In seiner Analyse der imperialistischen Politik der USA im Jahr 1928 – dem Jahr vor dem Ausbruch der Großen Depression – warnte Leo Trotzki: „Während der Krise wird sich die Hegemonie der Vereinigten Staaten noch viel vollständiger, offener, schärfer und rücksichtsloser auswirken als während der Aufstiegsperiode. Die Vereinigten Staaten werden versuchen, ihre Schwierigkeiten und Krankheiten vorwiegend auf Kosten Europas zu bekämpfen und zu überwinden, ganz gleich, ob in Asien, Kanada, Südamerika, Australien oder Europa selbst, oder ob auf friedlichem oder kriegerischem Wege.“

Ein Jahrzehnt nach dem Ausbruch der letzten globalen Finanzkrise haben sich alle Widersprüche des Profitsystems, die 2008 zum Zusammenbruch des Marktes geführt haben, nur noch verschärft. Der unlösbare Konflikt zwischen der Weltwirtschaft und dem Nationalstaatensystem, der sich durch die Globalisierung der Produktion im Verlauf der letzten drei Jahrzehnten enorm verschärft hat, erzeugt eine neue Vorkriegsperiode, die durch globale Handelskriege, die Auflösung der alten Allianzen nach dem Zweiten Weltkrieg und durch den Aufstieg des Militarismus gekennzeichnet ist.

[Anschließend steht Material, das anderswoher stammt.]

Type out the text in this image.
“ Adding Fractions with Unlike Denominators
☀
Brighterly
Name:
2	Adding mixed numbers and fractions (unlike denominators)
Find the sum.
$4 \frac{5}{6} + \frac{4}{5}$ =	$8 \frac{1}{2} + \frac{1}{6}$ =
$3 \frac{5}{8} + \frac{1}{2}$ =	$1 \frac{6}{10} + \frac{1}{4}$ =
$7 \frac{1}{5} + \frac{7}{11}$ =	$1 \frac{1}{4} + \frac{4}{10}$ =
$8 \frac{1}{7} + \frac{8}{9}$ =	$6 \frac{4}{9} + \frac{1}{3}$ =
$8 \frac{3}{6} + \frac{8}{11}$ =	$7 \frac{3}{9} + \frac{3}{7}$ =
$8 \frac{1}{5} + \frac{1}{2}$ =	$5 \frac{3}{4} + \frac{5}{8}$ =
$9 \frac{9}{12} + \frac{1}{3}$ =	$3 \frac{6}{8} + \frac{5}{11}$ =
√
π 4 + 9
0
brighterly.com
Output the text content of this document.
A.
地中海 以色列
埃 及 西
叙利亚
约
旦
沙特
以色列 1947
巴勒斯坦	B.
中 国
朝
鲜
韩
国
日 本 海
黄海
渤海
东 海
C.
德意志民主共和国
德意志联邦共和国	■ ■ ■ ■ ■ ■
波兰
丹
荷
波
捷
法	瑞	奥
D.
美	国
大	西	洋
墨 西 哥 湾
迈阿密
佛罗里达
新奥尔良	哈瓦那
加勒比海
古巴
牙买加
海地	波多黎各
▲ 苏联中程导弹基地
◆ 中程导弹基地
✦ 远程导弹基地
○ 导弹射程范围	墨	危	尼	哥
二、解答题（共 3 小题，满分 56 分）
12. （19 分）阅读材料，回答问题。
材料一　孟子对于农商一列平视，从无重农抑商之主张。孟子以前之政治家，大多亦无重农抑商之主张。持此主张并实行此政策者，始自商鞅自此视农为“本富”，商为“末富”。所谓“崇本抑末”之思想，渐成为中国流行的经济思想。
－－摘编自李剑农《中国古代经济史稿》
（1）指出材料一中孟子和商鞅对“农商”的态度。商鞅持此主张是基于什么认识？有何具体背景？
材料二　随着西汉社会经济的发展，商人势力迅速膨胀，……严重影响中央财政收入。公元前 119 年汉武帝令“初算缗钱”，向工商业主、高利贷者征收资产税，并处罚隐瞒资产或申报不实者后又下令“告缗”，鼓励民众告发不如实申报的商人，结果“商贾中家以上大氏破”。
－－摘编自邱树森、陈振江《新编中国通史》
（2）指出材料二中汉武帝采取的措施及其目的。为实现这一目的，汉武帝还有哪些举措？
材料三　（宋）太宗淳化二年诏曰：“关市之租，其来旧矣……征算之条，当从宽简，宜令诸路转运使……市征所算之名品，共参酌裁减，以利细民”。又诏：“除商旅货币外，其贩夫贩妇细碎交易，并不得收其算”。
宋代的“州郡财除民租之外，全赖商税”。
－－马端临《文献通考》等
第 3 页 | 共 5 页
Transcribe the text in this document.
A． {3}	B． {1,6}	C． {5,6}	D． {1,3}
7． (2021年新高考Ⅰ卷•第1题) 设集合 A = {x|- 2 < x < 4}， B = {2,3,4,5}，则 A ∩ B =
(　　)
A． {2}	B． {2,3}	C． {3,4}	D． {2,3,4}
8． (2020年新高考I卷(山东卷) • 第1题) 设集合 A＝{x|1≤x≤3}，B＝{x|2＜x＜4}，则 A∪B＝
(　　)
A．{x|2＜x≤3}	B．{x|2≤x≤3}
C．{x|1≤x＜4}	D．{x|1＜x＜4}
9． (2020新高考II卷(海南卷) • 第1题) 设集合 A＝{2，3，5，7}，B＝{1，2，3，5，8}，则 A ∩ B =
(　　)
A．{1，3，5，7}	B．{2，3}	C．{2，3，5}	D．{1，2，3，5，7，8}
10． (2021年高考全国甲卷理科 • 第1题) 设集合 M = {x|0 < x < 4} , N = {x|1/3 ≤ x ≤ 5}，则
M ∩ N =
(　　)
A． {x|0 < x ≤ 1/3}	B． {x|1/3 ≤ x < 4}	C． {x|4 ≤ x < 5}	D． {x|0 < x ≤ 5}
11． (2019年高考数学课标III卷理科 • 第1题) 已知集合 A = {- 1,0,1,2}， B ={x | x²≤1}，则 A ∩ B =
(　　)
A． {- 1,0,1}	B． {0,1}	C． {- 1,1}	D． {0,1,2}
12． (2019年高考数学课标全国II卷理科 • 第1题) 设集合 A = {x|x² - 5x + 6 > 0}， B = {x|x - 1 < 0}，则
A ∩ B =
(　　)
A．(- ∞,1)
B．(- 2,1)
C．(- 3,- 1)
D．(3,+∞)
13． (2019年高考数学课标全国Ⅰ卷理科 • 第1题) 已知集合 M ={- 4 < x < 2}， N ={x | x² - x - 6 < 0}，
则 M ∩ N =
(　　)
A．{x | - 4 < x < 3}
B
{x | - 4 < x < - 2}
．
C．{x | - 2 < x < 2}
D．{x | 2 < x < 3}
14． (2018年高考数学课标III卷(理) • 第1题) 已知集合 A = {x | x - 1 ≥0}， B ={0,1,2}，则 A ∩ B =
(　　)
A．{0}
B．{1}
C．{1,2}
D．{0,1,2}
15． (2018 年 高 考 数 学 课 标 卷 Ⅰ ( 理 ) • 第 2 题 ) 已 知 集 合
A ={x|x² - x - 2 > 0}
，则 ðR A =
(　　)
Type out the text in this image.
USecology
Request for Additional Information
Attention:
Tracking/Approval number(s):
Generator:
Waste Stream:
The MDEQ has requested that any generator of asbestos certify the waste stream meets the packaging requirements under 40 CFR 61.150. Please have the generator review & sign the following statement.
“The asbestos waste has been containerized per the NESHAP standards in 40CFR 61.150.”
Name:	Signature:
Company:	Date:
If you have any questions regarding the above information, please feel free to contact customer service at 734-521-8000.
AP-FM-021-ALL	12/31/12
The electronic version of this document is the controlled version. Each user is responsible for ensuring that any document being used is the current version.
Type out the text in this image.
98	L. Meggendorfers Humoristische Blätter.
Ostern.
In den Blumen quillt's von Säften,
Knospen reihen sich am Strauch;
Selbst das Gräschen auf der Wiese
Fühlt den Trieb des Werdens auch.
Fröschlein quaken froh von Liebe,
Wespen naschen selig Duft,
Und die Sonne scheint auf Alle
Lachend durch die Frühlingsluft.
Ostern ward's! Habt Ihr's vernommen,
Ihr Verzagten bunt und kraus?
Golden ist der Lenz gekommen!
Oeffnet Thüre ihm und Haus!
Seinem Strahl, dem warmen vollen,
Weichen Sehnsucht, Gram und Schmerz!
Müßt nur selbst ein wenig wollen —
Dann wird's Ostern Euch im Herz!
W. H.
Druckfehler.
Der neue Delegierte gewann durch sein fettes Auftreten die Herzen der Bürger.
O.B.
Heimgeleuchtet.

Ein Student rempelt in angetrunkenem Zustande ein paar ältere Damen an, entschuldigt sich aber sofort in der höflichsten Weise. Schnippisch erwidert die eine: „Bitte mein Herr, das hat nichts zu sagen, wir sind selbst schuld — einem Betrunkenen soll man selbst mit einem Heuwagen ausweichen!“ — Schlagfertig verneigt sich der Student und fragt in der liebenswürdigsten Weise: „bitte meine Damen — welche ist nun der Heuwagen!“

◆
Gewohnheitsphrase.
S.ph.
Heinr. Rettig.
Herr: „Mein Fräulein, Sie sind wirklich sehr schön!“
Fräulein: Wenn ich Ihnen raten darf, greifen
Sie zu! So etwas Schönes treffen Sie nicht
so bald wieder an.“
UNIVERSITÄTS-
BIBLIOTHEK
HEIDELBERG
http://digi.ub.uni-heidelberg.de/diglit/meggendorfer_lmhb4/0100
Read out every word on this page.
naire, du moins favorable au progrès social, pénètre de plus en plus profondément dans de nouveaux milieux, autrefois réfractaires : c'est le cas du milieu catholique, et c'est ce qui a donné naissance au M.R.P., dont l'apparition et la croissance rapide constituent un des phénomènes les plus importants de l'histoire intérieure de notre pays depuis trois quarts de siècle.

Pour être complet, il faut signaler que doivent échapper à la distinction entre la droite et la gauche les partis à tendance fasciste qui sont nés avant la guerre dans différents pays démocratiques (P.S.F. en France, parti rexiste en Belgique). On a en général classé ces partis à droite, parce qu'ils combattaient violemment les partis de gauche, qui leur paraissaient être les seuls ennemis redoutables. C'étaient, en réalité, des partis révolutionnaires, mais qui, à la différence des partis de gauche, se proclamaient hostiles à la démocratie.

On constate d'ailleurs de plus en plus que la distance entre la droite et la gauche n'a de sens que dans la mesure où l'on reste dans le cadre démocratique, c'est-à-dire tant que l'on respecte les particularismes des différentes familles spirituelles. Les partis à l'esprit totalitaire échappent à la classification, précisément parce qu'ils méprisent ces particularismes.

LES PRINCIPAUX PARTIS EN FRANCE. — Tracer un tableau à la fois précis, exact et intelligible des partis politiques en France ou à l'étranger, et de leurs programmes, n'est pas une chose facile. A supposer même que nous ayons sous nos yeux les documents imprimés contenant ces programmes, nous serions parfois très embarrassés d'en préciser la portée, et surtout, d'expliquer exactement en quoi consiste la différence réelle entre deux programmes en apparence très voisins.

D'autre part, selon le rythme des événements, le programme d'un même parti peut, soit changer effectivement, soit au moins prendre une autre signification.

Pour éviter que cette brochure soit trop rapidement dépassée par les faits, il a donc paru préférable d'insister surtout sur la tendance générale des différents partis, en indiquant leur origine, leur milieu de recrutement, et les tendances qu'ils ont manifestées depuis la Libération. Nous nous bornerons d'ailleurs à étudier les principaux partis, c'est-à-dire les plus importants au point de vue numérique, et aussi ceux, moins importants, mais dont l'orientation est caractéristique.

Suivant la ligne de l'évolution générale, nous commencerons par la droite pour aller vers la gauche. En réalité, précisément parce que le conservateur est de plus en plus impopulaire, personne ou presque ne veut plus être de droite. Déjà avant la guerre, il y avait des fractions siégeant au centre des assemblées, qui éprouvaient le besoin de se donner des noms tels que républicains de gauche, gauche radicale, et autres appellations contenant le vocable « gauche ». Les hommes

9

Die rücksichtslose und zerstörerische Politik des US-Imperialismus bringt eine enormen Anstieg der sozialen Spannungen und des Klassenkampfes auf der ganzen Welt hervor, auch in den Vereinigten Staaten selbst. Darin liegt die einzig tragfähige Antwort auf die wachsende Bedrohung durch Handelskriege und zahlreiche militärische Konflikte auf der ganzen Welt, die einen neuen Weltkrieg auszulösen drohen. Die entscheidende Frage besteht im Aufbau einer internationalen, sozialistischen Antikriegsbewegung, die sich auf die Arbeiterklasse stützt.